I take colorful Oz to be a metaphor for places of learning. Kansas, therefore, is symbolic of being stuck, and living in a black and white world. Christopher Vogler tells us in The Writer’s Journey that Dorothy learns from everyone she meets. Even Toto, symbolic Vogler says of instincts, helps educate Dorothy.
Many forces in real life try to convince us that Kansas is all there is. Dorothy was carried to Oz by a tornado. Vogler tells us the tornado is symbolic of inner turmoil. We see plenty of inner turmoil in the world. I have plenty of it myself.
The subtitle of the book is Mythic Structure for Writers. The book prompts me to explore my personal mythology with the intention of separating Oz from Kansas. I am particularly impressed with his analysis of the three friends rescuing her from the witch’s castle. He writes:
The responsibility of moving the adventure forward has fallen to Dorothy’s three Allies; this place is so terrible that there’s no help here from kindly wizards and witches. They have gotten by as clowns; now they must become heroes.

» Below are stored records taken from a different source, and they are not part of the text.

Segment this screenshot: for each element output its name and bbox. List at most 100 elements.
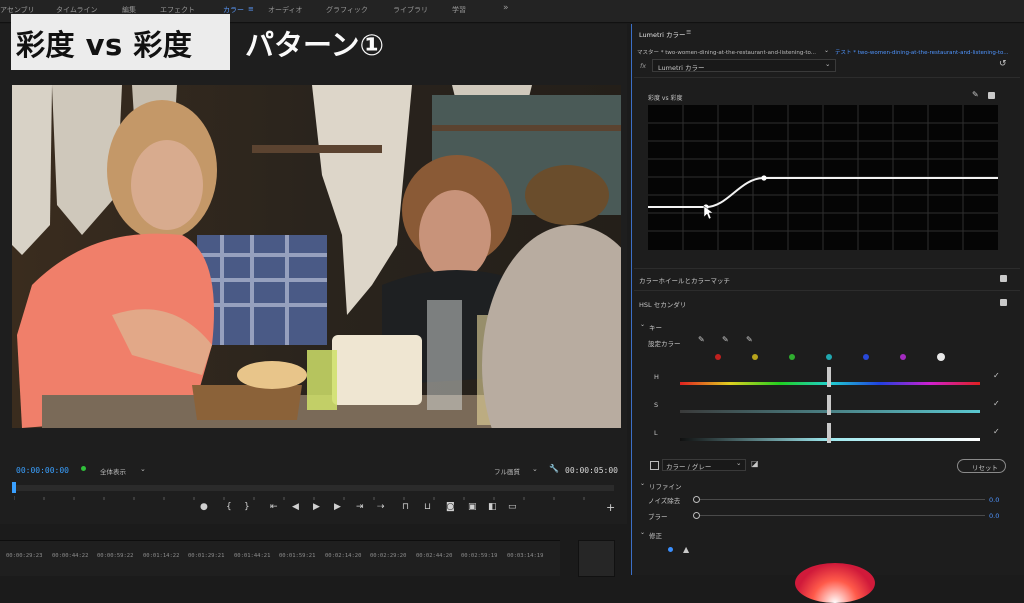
safe-margins-icon[interactable]: ▭ (508, 502, 517, 512)
quality-dropdown-chevron-icon[interactable]: ⌄ (532, 465, 538, 473)
mark-out-icon[interactable]: } (244, 502, 250, 512)
current-timecode[interactable]: 00:00:00:00 (16, 466, 69, 475)
video-image (12, 85, 621, 428)
denoise-slider-handle[interactable] (693, 496, 700, 503)
hsl-row-label: L (654, 429, 658, 437)
render-status-dot (81, 466, 86, 471)
correction-collapse-chevron-icon[interactable]: ⌄ (640, 529, 645, 536)
title-overlay-subtitle: パターン① (245, 28, 385, 62)
panel-menu-icon[interactable]: ≡ (686, 28, 691, 36)
cursor-icon (703, 205, 714, 220)
reset-effect-icon[interactable]: ↺ (999, 59, 1007, 69)
audio-meter (578, 540, 615, 577)
fit-dropdown[interactable]: 全体表示 (100, 466, 126, 476)
denoise-label: ノイズ除去 (648, 497, 681, 505)
denoise-value[interactable]: 0.0 (989, 496, 999, 504)
eyedropper-subtract-icon[interactable]: ✎ (746, 335, 753, 344)
camera-icon[interactable]: ◙ (446, 502, 455, 512)
swatch-green[interactable] (789, 354, 795, 360)
step-forward-icon[interactable]: ▶ (334, 502, 341, 512)
hsl-section-header[interactable]: HSL セカンダリ (639, 299, 686, 309)
reset-button[interactable]: リセット (957, 459, 1006, 473)
eyedropper-add-icon[interactable]: ✎ (722, 335, 729, 344)
correction-wheel-icon[interactable]: ▲ (683, 545, 689, 554)
mask-view-dropdown[interactable]: カラー / グレー ⌄ (662, 459, 746, 471)
eyedropper-icon[interactable]: ✎ (698, 335, 705, 344)
hue-slider-handle[interactable] (827, 367, 831, 387)
mark-in-icon[interactable]: { (226, 502, 232, 512)
workspace-more-icon[interactable]: » (503, 3, 509, 13)
colorwheel-section-header[interactable]: カラーホイールとカラーマッチ (639, 275, 730, 285)
show-mask-checkbox[interactable] (650, 461, 659, 470)
split-view-icon[interactable]: ◧ (488, 502, 497, 512)
invert-mask-icon[interactable]: ◪ (751, 459, 759, 468)
effect-dropdown[interactable]: Lumetri カラー ⌄ (652, 59, 836, 72)
blur-slider-track[interactable] (697, 515, 985, 516)
lift-icon[interactable]: ⊓ (402, 502, 409, 512)
saturation-slider-handle[interactable] (827, 395, 831, 415)
reset-button-label: リセット (972, 464, 998, 472)
fx-badge: fx (640, 62, 647, 70)
hsl-row-label: S (654, 401, 659, 409)
add-button-icon[interactable]: + (606, 501, 615, 514)
ruler-timecode: 00:01:59:21 (279, 553, 316, 559)
go-to-out-icon[interactable]: ⇥ (356, 502, 364, 512)
lightness-check-icon[interactable]: ✓ (993, 427, 1000, 436)
timeline-ruler[interactable]: 00:00:29:23 00:00:44:22 00:00:59:22 00:0… (0, 540, 560, 576)
blur-slider-handle[interactable] (693, 512, 700, 519)
ruler-timecode: 00:00:59:22 (97, 553, 134, 559)
key-collapse-chevron-icon[interactable]: ⌄ (640, 321, 645, 328)
lightness-slider-handle[interactable] (827, 423, 831, 443)
curve-control-point (761, 175, 767, 181)
mask-view-chevron-icon: ⌄ (736, 459, 742, 467)
blur-value[interactable]: 0.0 (989, 512, 999, 520)
lumetri-panel-title[interactable]: Lumetri カラー (639, 29, 686, 39)
ruler-timecode: 00:01:29:21 (188, 553, 225, 559)
curve-canvas[interactable] (648, 105, 998, 250)
mask-view-label: カラー / グレー (666, 463, 712, 471)
workspace-tab-libraries[interactable]: ライブラリ (393, 5, 428, 15)
comparison-view-icon[interactable]: ▣ (468, 502, 477, 512)
quality-dropdown[interactable]: フル画質 (494, 466, 520, 476)
color-wheel[interactable] (795, 563, 875, 603)
sat-vs-sat-curve-graph[interactable] (648, 105, 998, 250)
step-back-icon[interactable]: ◀ (292, 502, 299, 512)
eyedropper-icon[interactable]: ✎ (972, 90, 979, 99)
play-icon[interactable]: ▶ (313, 502, 320, 512)
swatch-red[interactable] (715, 354, 721, 360)
target-clip-label[interactable]: テスト * two-women-dining-at-the-restaurant… (835, 48, 1015, 56)
insert-icon[interactable]: ⇢ (377, 502, 385, 512)
workspace-menu-icon[interactable]: ≡ (248, 5, 254, 13)
master-clip-chevron-icon[interactable]: ⌄ (824, 47, 829, 54)
fit-dropdown-chevron-icon[interactable]: ⌄ (140, 465, 146, 473)
hue-check-icon[interactable]: ✓ (993, 371, 1000, 380)
correction-mode-dot[interactable] (668, 547, 673, 552)
master-clip-label[interactable]: マスター * two-women-dining-at-the-restauran… (637, 48, 822, 56)
scrub-bar[interactable] (13, 485, 614, 500)
swatch-white[interactable] (937, 353, 945, 361)
workspace-tab-graphics[interactable]: グラフィック (326, 5, 368, 15)
colorwheel-section-checkbox[interactable] (1000, 275, 1007, 282)
refine-label: リファイン (649, 483, 682, 491)
curve-enable-checkbox[interactable] (988, 92, 995, 99)
ruler-timecode: 00:01:44:21 (234, 553, 271, 559)
swatch-yellow[interactable] (752, 354, 758, 360)
swatch-magenta[interactable] (900, 354, 906, 360)
swatch-cyan[interactable] (826, 354, 832, 360)
ruler-timecode: 00:01:14:22 (143, 553, 180, 559)
extract-icon[interactable]: ⊔ (424, 502, 431, 512)
saturation-check-icon[interactable]: ✓ (993, 399, 1000, 408)
video-frame (12, 85, 621, 428)
key-label: キー (649, 324, 662, 332)
hsl-section-checkbox[interactable] (1000, 299, 1007, 306)
go-to-in-icon[interactable]: ⇤ (270, 502, 278, 512)
workspace-tab-learn[interactable]: 学習 (452, 5, 466, 15)
wrench-icon[interactable]: 🔧 (549, 464, 559, 473)
refine-collapse-chevron-icon[interactable]: ⌄ (640, 480, 645, 487)
denoise-slider-track[interactable] (697, 499, 985, 500)
swatch-blue[interactable] (863, 354, 869, 360)
workspace-tab-audio[interactable]: オーディオ (268, 5, 303, 15)
divider (634, 268, 1020, 269)
marker-icon[interactable]: ● (200, 502, 208, 512)
playhead[interactable] (12, 482, 16, 493)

He adds that there are some scary places we must go to on our own. I can see elements of the clown in myself. It presents itself as a willingness to make excuses. I am facing some challenges at the present time that can be compared to the witch’s castle. The cowardly lion pleads with the Tin Man and the Scarecrow to talk him out of supporting their plan. Of course they don’t.
The point I would like to make is that we do well to be sensitive to people who are in their own version of Oz. We should share what we know, and do it gently like Glinda, the good witch. We should also be sensitive to the inner turmoil that affects people who think Kansas is all there is for them.
The teachers tell us, metaphorically speaking, that we all have ruby slippers. They can carry us to a place where our authentic self shines once we realize their powers.
We need not depend on turmoil to take us to Oz. Vogler says there are types of heroes including willing and unwilling. There are also anti heroes, people who have been wounded, like Humphrey Bogart’s character in Casablanca. We do well to appreciate the full range of heroes and to know where we reside on the spectrum. When we face the witch’s castle the challenge is to march right in.